The rules that the committee adjusted have been part of basketball in some form for many years. The interpretation and application, through time, loosened and a more physical style of play resulted. The committee decided a correction was needed in these two areas to improve the game and ensure a balance between offense and defense.

Defending the Player with the Ball

What Changed:
Several officiating guidelines were voted in as rules, which raised the expectation and importance in this area. Four types of illegal tactics were cited:
1. Placing and keeping a hand/forearm on opponent.
2. Putting two hands on opponent.
3. Continually jabbing by placing hand or forearm on opponent.
4. Using an arm bar to impede the progress of the dribbler.

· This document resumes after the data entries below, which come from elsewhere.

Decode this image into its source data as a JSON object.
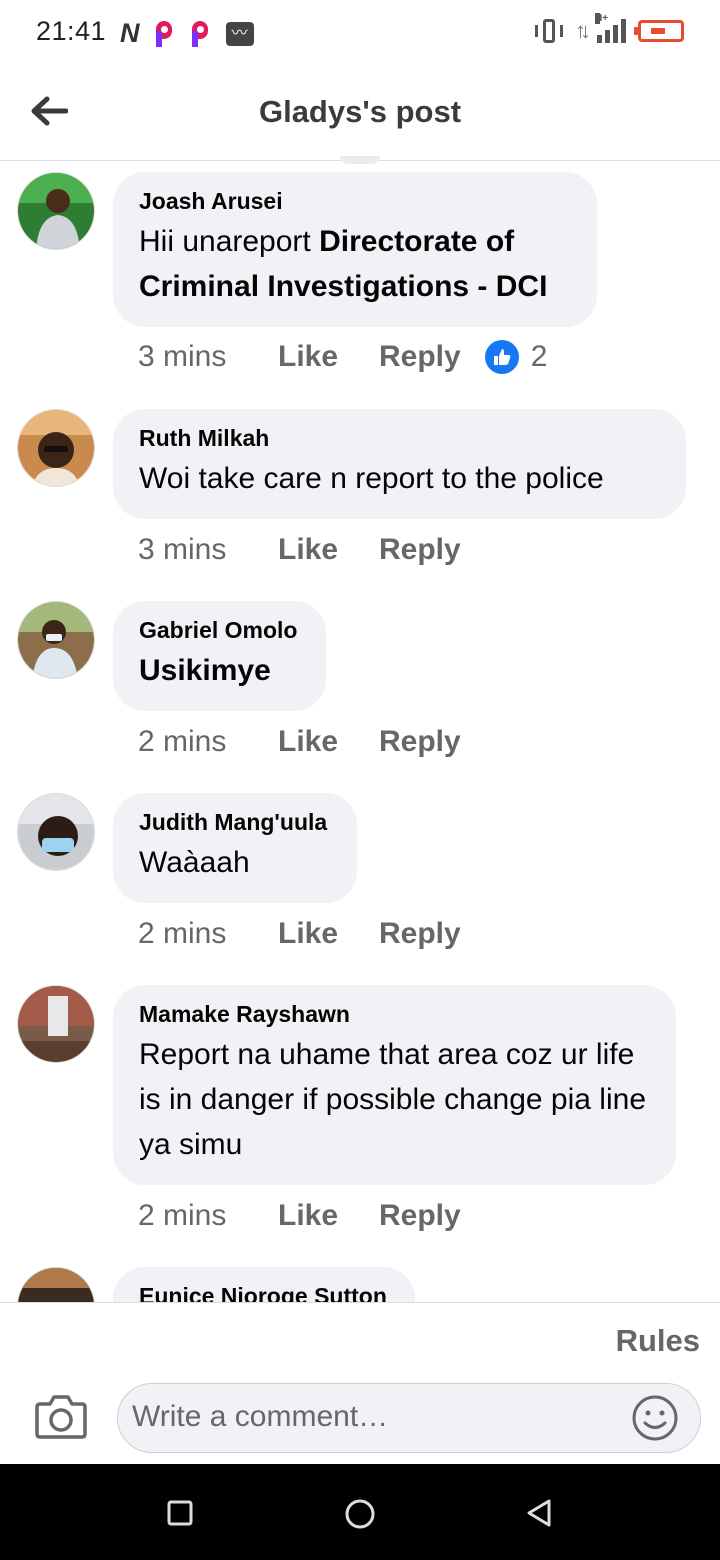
{
  "status_bar": {
    "time": "21:41",
    "n_icon": "N",
    "activity_icon": "activity-icon",
    "network_label": "H+"
  },
  "header": {
    "title": "Gladys's post",
    "back_icon": "arrow-left-icon"
  },
  "comments": [
    {
      "author": "Joash Arusei",
      "text_plain": "Hii unareport ",
      "text_bold": "Directorate of Criminal Investigations - DCI",
      "time": "3 mins",
      "like": "Like",
      "reply": "Reply",
      "reaction_count": "2",
      "reaction_icon": "like-thumb-icon"
    },
    {
      "author": "Ruth Milkah",
      "text_plain": "Woi take care n report to the police",
      "time": "3 mins",
      "like": "Like",
      "reply": "Reply"
    },
    {
      "author": "Gabriel Omolo",
      "text_bold": "Usikimye",
      "time": "2 mins",
      "like": "Like",
      "reply": "Reply"
    },
    {
      "author": "Judith Mang'uula",
      "text_plain": "Waàaah",
      "time": "2 mins",
      "like": "Like",
      "reply": "Reply"
    },
    {
      "author": "Mamake Rayshawn",
      "text_plain": "Report na uhame that area coz ur life is in danger if possible change pia line ya simu",
      "time": "2 mins",
      "like": "Like",
      "reply": "Reply"
    },
    {
      "author": "Eunice Njoroge Sutton"
    }
  ],
  "rules": {
    "label": "Rules"
  },
  "composer": {
    "placeholder": "Write a comment…",
    "camera_icon": "camera-icon",
    "emoji_icon": "emoji-icon"
  },
  "navbar": {
    "recents_icon": "square-icon",
    "home_icon": "circle-icon",
    "back_icon": "triangle-back-icon"
  },
  "colors": {
    "bubble": "#f0f2f5",
    "secondary_text": "#65676b",
    "facebook_blue": "#1877f2",
    "battery": "#e84b32"
  }
}
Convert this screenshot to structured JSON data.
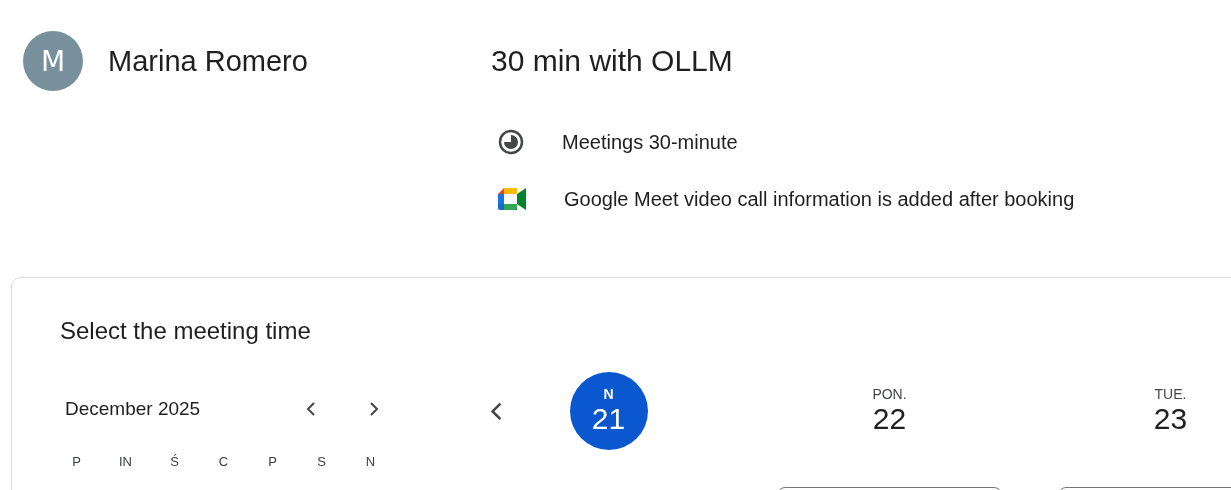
{
  "host": {
    "initial": "M",
    "name": "Marina Romero"
  },
  "event": {
    "title": "30 min with OLLM",
    "details": [
      {
        "kind": "duration",
        "text": "Meetings 30-minute"
      },
      {
        "kind": "video",
        "text": "Google Meet video call information is added after booking"
      }
    ]
  },
  "booking": {
    "heading": "Select the meeting time",
    "month": {
      "label": "December 2025",
      "weekdays": [
        "P",
        "IN",
        "Ś",
        "C",
        "P",
        "S",
        "N"
      ]
    },
    "days": [
      {
        "weekday": "N",
        "date": "21",
        "selected": true
      },
      {
        "weekday": "PON.",
        "date": "22",
        "selected": false
      },
      {
        "weekday": "TUE.",
        "date": "23",
        "selected": false
      }
    ]
  }
}
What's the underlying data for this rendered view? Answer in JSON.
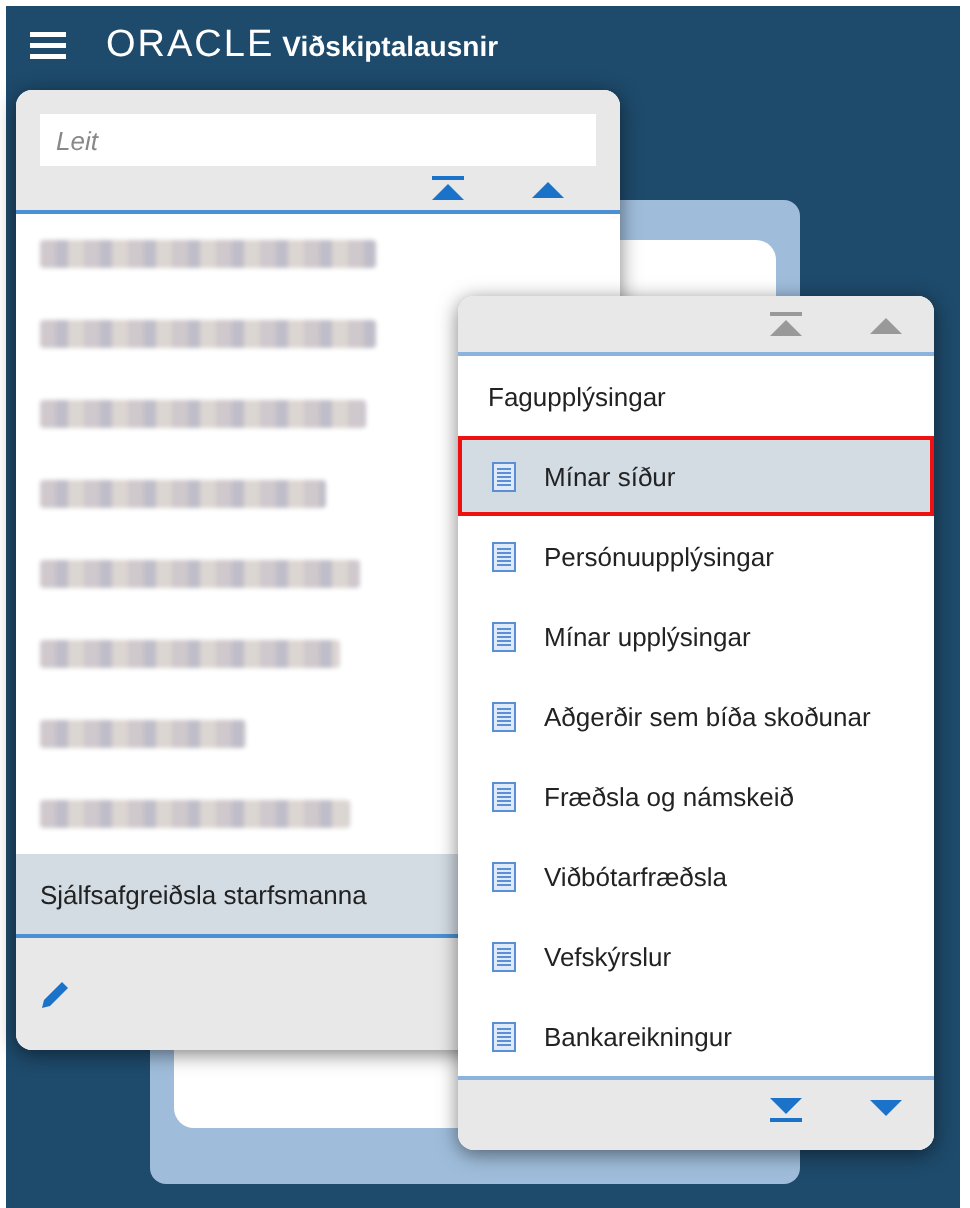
{
  "header": {
    "brand": "ORACLE",
    "title": "Viðskiptalausnir"
  },
  "main_menu": {
    "search": {
      "placeholder": "Leit"
    },
    "top_scroll": [
      {
        "kind": "first",
        "disabled": false
      },
      {
        "kind": "up",
        "disabled": false
      }
    ],
    "items": [
      {
        "kind": "redacted",
        "selected": false
      },
      {
        "kind": "redacted",
        "selected": false
      },
      {
        "kind": "redacted",
        "selected": false
      },
      {
        "kind": "redacted",
        "selected": false
      },
      {
        "kind": "redacted",
        "selected": false
      },
      {
        "kind": "redacted",
        "selected": false
      },
      {
        "kind": "redacted",
        "selected": false
      },
      {
        "kind": "redacted",
        "selected": false
      },
      {
        "kind": "text",
        "label": "Sjálfsafgreiðsla starfsmanna",
        "selected": true
      }
    ]
  },
  "submenu": {
    "top_scroll": [
      {
        "kind": "first",
        "disabled": true
      },
      {
        "kind": "up",
        "disabled": true
      }
    ],
    "heading": "Fagupplýsingar",
    "items": [
      {
        "label": "Mínar síður",
        "selected": true
      },
      {
        "label": "Persónuupplýsingar",
        "selected": false
      },
      {
        "label": "Mínar upplýsingar",
        "selected": false
      },
      {
        "label": "Aðgerðir sem bíða skoðunar",
        "selected": false
      },
      {
        "label": "Fræðsla og námskeið",
        "selected": false
      },
      {
        "label": "Viðbótarfræðsla",
        "selected": false
      },
      {
        "label": "Vefskýrslur",
        "selected": false
      },
      {
        "label": "Bankareikningur",
        "selected": false
      }
    ],
    "bottom_scroll": [
      {
        "kind": "last",
        "disabled": false
      },
      {
        "kind": "down",
        "disabled": false
      }
    ]
  }
}
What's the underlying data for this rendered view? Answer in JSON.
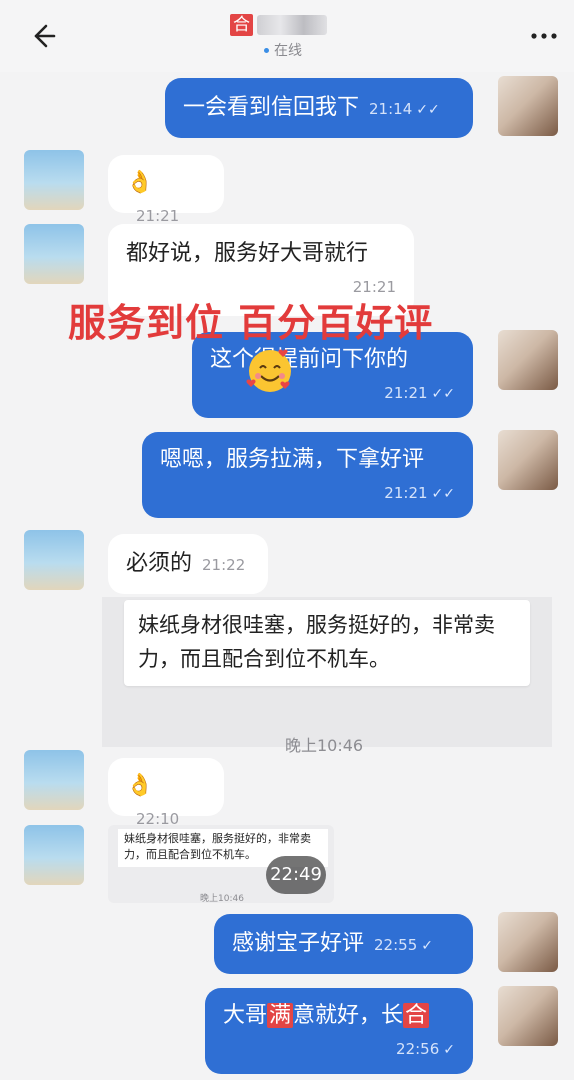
{
  "header": {
    "title_tag": "合",
    "status": "在线"
  },
  "overlay_text": "服务到位 百分百好评",
  "messages": [
    {
      "text": "一会看到信回我下",
      "time": "21:14"
    },
    {
      "text": "👌",
      "time": "21:21"
    },
    {
      "text": "都好说，服务好大哥就行",
      "time": "21:21"
    },
    {
      "text": "这个得提前问下你的",
      "time": "21:21"
    },
    {
      "text": "嗯嗯，服务拉满，下拿好评",
      "time": "21:21"
    },
    {
      "text": "必须的",
      "time": "21:22"
    },
    {
      "text": "👌",
      "time": "22:10"
    },
    {
      "text": "感谢宝子好评",
      "time": "22:55"
    },
    {
      "text_before": "大哥",
      "text_red": "满",
      "text_after": "意就好，长",
      "text_red2": "合",
      "time": "22:56"
    }
  ],
  "quote": {
    "text": "妹纸身材很哇塞，服务挺好的，非常卖力，而且配合到位不机车。",
    "time": "晚上10:46"
  },
  "small_quote": {
    "text": "妹纸身材很哇塞，服务挺好的，非常卖力，而且配合到位不机车。",
    "time": "晚上10:46",
    "video_time": "22:49"
  },
  "icons": {
    "back": "back-arrow-icon",
    "more": "more-icon",
    "read": "read-receipt-icon",
    "sent": "sent-check-icon"
  }
}
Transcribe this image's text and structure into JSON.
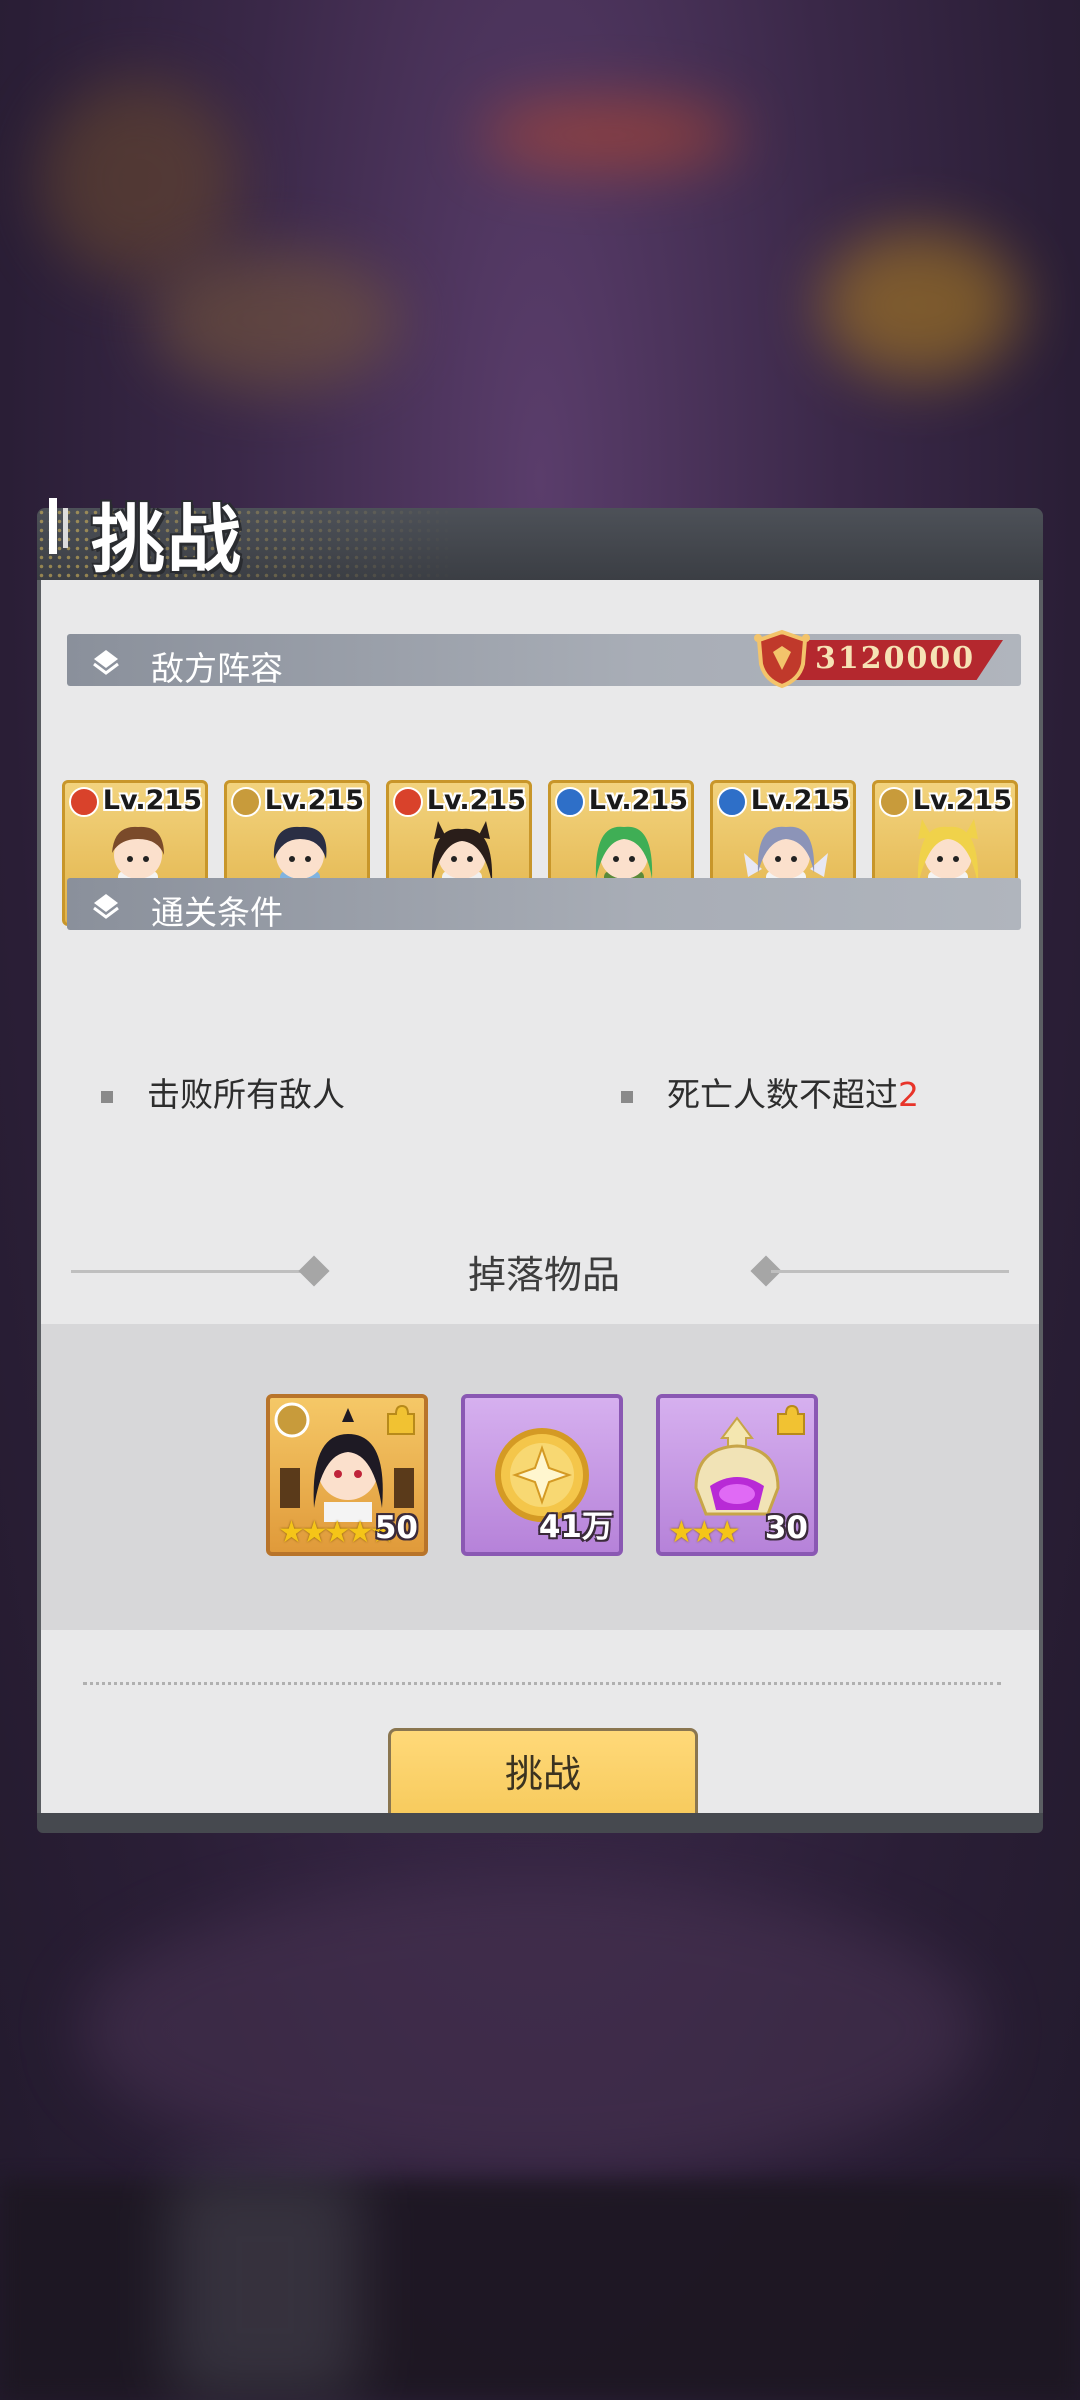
{
  "dialog": {
    "title": "挑战",
    "enemy_section": {
      "label": "敌方阵容",
      "power": "3120000"
    },
    "enemies": [
      {
        "level": "Lv.215",
        "element": "fire",
        "element_color": "#d9422b",
        "hair": "#7a4a2a"
      },
      {
        "level": "Lv.215",
        "element": "light",
        "element_color": "#c89b3b",
        "hair": "#2a2e44"
      },
      {
        "level": "Lv.215",
        "element": "fire",
        "element_color": "#d9422b",
        "hair": "#2a1e1a"
      },
      {
        "level": "Lv.215",
        "element": "water",
        "element_color": "#2e6fc8",
        "hair": "#3fae55"
      },
      {
        "level": "Lv.215",
        "element": "water",
        "element_color": "#2e6fc8",
        "hair": "#8c94b8"
      },
      {
        "level": "Lv.215",
        "element": "light",
        "element_color": "#c89b3b",
        "hair": "#f0d24a"
      }
    ],
    "clear_section": {
      "label": "通关条件",
      "conditions": [
        {
          "text": "击败所有敌人"
        },
        {
          "text": "死亡人数不超过",
          "value": "2"
        }
      ]
    },
    "drops": {
      "title": "掉落物品",
      "items": [
        {
          "type": "hero-fragment",
          "count": "50",
          "stars": "★★★★★",
          "frame": "gold"
        },
        {
          "type": "gold-coin",
          "count": "41万",
          "frame": "purple"
        },
        {
          "type": "helmet-fragment",
          "count": "30",
          "stars": "★★★",
          "frame": "purple"
        }
      ]
    },
    "challenge_button": "挑战"
  },
  "colors": {
    "accent_red": "#e8342a",
    "button_yellow": "#f6c95a",
    "power_ribbon": "#b4282e"
  }
}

Note that simply touching the player with the ball is not an automatic foul.

Intended Outcomes:
• Defenders will need to move their feet as opposed to using their arms/hands to negate an offensive opportunity.
• Increased emphasis will create a less physical game.
• Enhancement of freedom of movement principles and a smoother game flow.

Block / Charge Plays

What Changed:
In a review of recent seasons, two types of plays were identified as the most difficult to call correctly: Defenders moving forward at the time of contact (even though the contact may occur in the defender’s torso) and the time frame when the defender must be in legal guarding position during airborne shooter situations. Now, when a player begins his upward motion to pass or shoot, the defender must be in legal guarding position.

Intended Outcomes:
The expectation is that by providing a longer timeframe for the officials to see the actions of both the offense and the defense, the accuracy of officiating these plays will improve. It is important to note that there is no default call in this rule; officials are to call the play as it develops.